I find that anyone who isn’t an entrepreneur often has a rosy-tinted impression of what it means to be in business. They seem to think you’re instantly rich, with tons of free time on your hands, and that “writing off” expenses somehow means you don’t have to pay for them.
The most appropriate analogy that I can think of to describe what it means to be an entrepreneur is fictitious boxing underdog Rocky Balboa. Not the victorious heavyweight champion of the world, but the bloodied and battered punch bag who was pulpified by Apollo Creed.
Small business owners are a lot like Rocky. They enter the ring with the same heart-pounding trepidation, dreaming of the big win but often naively under-prepped for what’s in store. Their quest for the title usually starts with an idea: a eureka-moment vision of being their own boss and setting their own hours, of making some money and building a legacy. Taking the giant leap from dreamer to scrapper might be forced upon them by changes in their health or work status, or it might be from a long-fought realization that there’s just no escaping the call to self-employment… but once they make that jump, they’re all in. That’s when the pounding begins.
Being a small business owner means you’re going to get knocked down and out with depressing regularity. But like Sylvester Stallone’s famous big-screen persona, entrepreneurs keep coming back for more.
They fight to be top-of-mind with clients who seem to think of them only when it’s to request a donation. They do constant battle with 14-hour days, knowing that failure comes without a social safety net. They combat paperwork and regulations and taxes and underground competitors. Yes, being a small business owner means you’re going to get knocked down and out with depressing regularity. But like Sylvester Stallone’s famous big-screen persona, entrepreneurs keep coming back for more. Apparently, a masochist by any other name is…

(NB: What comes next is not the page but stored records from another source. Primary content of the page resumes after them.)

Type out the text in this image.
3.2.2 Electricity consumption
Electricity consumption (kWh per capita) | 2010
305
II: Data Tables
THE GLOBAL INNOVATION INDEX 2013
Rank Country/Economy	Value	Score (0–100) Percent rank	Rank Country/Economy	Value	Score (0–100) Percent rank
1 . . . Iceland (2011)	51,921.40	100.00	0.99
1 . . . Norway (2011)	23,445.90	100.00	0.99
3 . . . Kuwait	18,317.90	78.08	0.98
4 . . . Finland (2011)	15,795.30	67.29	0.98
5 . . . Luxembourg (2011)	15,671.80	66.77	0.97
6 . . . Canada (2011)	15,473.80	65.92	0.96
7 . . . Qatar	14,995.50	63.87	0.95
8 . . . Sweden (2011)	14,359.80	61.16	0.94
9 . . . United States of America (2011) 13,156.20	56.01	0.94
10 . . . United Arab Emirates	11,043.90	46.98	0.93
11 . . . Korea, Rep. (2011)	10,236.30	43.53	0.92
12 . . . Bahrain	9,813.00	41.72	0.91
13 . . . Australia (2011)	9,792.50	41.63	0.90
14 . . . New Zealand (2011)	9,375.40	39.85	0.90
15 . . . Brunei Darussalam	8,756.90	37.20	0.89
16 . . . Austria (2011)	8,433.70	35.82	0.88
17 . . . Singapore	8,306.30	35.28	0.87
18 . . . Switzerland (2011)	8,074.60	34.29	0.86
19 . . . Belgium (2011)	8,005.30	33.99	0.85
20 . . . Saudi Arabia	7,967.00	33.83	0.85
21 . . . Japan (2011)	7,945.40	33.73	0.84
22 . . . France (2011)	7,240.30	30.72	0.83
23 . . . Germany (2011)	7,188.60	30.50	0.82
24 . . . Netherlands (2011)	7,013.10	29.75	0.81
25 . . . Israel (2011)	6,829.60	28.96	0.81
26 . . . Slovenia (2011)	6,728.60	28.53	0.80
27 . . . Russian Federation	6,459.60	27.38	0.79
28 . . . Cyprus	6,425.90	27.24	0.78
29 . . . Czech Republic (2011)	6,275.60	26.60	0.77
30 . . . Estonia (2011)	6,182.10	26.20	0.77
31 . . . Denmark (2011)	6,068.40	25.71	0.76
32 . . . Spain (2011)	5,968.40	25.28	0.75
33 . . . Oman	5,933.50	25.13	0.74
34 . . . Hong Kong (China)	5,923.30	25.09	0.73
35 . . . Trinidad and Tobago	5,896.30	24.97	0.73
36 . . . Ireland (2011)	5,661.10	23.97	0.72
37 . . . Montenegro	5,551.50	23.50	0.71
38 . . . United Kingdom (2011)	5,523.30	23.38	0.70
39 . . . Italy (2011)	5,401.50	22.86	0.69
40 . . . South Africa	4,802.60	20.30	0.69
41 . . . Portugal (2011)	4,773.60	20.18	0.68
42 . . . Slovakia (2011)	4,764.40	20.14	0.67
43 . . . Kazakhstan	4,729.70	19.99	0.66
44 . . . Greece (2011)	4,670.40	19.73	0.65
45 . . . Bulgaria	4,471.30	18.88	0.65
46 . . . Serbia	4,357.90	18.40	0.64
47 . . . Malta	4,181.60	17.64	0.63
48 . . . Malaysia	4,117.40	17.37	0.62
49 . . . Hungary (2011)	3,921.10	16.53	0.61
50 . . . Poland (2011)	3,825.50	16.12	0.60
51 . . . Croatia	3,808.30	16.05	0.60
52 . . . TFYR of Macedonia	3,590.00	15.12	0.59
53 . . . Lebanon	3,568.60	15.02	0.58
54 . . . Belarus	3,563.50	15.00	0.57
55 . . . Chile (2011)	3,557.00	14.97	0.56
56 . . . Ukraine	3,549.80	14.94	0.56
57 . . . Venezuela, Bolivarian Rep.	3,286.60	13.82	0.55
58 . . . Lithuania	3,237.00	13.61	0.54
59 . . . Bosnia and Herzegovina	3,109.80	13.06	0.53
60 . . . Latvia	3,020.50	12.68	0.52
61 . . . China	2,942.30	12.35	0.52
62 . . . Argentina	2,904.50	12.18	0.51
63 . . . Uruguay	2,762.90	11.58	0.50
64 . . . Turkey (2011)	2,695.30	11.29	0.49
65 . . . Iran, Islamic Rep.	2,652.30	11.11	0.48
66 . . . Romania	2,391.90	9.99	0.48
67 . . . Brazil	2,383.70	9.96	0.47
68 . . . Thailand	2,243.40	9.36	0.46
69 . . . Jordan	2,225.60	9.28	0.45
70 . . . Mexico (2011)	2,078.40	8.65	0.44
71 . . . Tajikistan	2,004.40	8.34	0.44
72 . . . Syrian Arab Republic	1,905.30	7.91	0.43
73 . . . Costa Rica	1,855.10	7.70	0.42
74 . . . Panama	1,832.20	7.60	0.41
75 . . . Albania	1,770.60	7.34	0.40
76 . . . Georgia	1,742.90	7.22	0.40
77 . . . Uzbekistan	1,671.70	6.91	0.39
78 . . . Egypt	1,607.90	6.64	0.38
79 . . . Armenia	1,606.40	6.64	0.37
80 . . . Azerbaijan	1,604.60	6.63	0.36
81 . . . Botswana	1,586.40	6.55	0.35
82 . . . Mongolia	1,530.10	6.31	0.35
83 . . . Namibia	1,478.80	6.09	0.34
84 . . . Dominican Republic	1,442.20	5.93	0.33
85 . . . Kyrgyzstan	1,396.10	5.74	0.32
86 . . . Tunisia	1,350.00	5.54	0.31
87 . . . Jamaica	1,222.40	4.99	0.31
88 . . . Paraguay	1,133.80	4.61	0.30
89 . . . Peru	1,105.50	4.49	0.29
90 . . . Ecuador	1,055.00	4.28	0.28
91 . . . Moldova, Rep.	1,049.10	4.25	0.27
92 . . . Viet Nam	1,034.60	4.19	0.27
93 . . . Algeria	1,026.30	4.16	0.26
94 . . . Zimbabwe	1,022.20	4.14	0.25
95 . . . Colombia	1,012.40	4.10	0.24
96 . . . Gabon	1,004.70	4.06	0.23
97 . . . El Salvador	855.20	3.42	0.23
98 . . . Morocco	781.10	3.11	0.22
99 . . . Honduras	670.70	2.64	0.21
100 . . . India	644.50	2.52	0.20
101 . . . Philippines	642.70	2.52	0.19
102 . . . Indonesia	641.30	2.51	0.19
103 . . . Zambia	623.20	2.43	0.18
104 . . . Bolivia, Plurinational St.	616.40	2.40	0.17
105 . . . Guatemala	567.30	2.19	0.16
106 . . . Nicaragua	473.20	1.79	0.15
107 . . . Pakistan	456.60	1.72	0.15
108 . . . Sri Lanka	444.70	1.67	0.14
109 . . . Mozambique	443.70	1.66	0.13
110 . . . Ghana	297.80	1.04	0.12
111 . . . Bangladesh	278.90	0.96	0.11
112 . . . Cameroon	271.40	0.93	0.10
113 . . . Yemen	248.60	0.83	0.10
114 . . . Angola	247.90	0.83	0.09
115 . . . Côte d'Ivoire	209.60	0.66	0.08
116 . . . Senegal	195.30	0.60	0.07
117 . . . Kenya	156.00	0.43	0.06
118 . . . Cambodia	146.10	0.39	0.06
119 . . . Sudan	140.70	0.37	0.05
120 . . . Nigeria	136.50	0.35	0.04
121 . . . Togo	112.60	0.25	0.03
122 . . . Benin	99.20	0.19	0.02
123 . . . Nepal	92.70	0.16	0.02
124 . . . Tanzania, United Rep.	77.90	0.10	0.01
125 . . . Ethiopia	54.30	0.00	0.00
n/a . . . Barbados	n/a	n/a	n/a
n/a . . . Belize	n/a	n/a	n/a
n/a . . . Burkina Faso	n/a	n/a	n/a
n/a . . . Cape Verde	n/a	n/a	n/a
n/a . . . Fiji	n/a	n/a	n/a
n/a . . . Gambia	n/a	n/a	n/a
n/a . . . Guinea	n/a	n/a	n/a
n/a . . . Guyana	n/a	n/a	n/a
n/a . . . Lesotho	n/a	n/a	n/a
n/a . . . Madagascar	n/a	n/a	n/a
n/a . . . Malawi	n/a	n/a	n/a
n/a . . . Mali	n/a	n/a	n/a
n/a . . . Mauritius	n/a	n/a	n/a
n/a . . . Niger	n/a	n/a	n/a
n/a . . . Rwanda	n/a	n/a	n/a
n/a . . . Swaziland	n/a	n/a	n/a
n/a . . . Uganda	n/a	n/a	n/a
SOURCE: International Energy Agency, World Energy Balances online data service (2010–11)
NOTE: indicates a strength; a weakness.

Which begs the question: why in the name of all that’s holy would anyone sign up for that? You’ll find a couple of answers in our story about serial entrepreneurs (“For the love of the game”). We talked to a number of people who are seriously addicted to startups. Some of them were contenders from the ring of the bell; others used their smack downs as training to tackle bigger and better opponents. All of them are fighters.
Former occupational therapist turned photographer/ online retailer/techpreneur Kelly Lawson likens her venturesome spirit to a crow-like attraction for shiny new things. “I see an opportunity… and I feel compelled to chase after it—to feel the outcome.” Tom Hickey estimates he’s founded a whopping 23 companies in his career to date (one of which he sold for $87 million)—and he’s still a few years shy of his 50th birthday. His passion, he says, is figuring out how things work. Once he has that under his belt, he’s ready to move on to the next challenge.
Shelley Simpson, now on her third private enterprise, says exit strategies are essential to defending your entrepreneurial title. While you have to be persistent in jabbing away at every opening, she says you also have to recognize where the opportunity ends.
Gordon Stevens has launched seven new businesses since walking away from an executive position with Goldman Sachs about 15 years ago and five of them are still in operation (an impressive 71 per cent success rate). He could have let those two failed enterprises dampen his entrepreneurial spirit, but he didn’t. Stevens, like thousands of others like him throughout Atlantic Canada, is a true contender.
To quote the Italian Stallion himself, “It ain’t how hard you hit; it’s about how hard you can get hit, and keep moving forward. That’s how winning is done.” Small businesses are our economic champions. This issue is about giving them the respect and recognition they deserve.